2. Compute the Fisher information per observation: $I(\lambda) = -\mathbb{E}\!\left[\frac{\partial^2 \log p(X_1; \lambda)}{\partial \lambda^2}\right].$ (Hint: $\partial^2/\partial\lambda^2\,(\log\lambda - \lambda x) = -1/\lambda^2$.)

3. The Cramér-Rao lower bound for unbiased estimators of $\lambda$ is $\text{Var}(\hat\lambda) \ge 1/(n I(\lambda)) = \lambda^2/n$. Does $\hat\lambda = 1/\bar X$ saturate this bound? (Note: $\hat\lambda$ is biased.)

4. Asymptotic normality simulation. For $\lambda = 2$ and $n = 100$, generate $m = 10{,}000$ sample sets and compute $\hat\lambda$ for each.

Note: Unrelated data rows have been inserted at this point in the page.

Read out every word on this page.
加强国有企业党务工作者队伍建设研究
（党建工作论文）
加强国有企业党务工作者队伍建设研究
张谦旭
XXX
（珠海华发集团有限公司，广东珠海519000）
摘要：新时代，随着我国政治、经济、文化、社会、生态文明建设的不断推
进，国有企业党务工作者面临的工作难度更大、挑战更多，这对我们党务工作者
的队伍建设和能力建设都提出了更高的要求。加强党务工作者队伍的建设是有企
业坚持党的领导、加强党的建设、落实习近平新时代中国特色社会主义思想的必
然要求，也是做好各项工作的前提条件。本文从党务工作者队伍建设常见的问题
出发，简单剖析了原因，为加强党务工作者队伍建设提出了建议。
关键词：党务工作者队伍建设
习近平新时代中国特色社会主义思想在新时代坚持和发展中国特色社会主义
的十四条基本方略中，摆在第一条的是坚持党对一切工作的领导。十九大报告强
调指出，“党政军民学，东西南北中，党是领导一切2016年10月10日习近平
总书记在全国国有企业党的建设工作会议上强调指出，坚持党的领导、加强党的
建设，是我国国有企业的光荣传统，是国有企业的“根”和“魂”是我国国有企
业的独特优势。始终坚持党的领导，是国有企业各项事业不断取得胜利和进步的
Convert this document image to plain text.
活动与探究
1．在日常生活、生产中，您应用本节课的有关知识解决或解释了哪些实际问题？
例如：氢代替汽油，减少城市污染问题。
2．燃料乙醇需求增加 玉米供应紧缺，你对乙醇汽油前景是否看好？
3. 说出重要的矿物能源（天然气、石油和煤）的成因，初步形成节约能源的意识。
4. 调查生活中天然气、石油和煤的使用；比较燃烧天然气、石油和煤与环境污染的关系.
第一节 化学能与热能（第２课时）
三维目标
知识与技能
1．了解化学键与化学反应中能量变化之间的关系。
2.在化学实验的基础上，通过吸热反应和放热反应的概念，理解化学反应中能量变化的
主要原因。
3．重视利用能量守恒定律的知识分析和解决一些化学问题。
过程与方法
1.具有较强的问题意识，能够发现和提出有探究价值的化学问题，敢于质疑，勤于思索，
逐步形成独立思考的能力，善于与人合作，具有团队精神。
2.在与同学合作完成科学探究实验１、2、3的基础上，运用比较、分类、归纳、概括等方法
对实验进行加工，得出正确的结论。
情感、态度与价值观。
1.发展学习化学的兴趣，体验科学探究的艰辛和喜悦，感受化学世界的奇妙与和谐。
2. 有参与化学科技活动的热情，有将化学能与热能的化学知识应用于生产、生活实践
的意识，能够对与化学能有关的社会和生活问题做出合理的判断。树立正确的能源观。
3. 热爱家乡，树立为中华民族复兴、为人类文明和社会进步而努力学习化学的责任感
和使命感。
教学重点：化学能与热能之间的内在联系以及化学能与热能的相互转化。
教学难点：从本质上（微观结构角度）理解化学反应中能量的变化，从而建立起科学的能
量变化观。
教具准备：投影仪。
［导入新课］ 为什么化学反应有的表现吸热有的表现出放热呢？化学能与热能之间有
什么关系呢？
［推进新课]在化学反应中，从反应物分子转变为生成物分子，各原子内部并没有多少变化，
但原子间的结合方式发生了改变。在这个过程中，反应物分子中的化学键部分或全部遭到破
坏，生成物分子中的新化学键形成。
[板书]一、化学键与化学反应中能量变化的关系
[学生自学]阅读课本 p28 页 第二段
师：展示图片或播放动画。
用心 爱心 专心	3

Compare the empirical distribution of $\sqrt n(\hat\lambda - \lambda)$ to $\mathcal{N}(0, \lambda^2)$. Plot a histogram overlay or report mean and variance.

Hint

For part 2: $\log p(x; \lambda) = \log\lambda - \lambda x$. First derivative: $1/\lambda - x$. Second derivative: $-1/\lambda^2$. Fisher information: $-\mathbb{E}[-1/\lambda^2] = 1/\lambda^2$.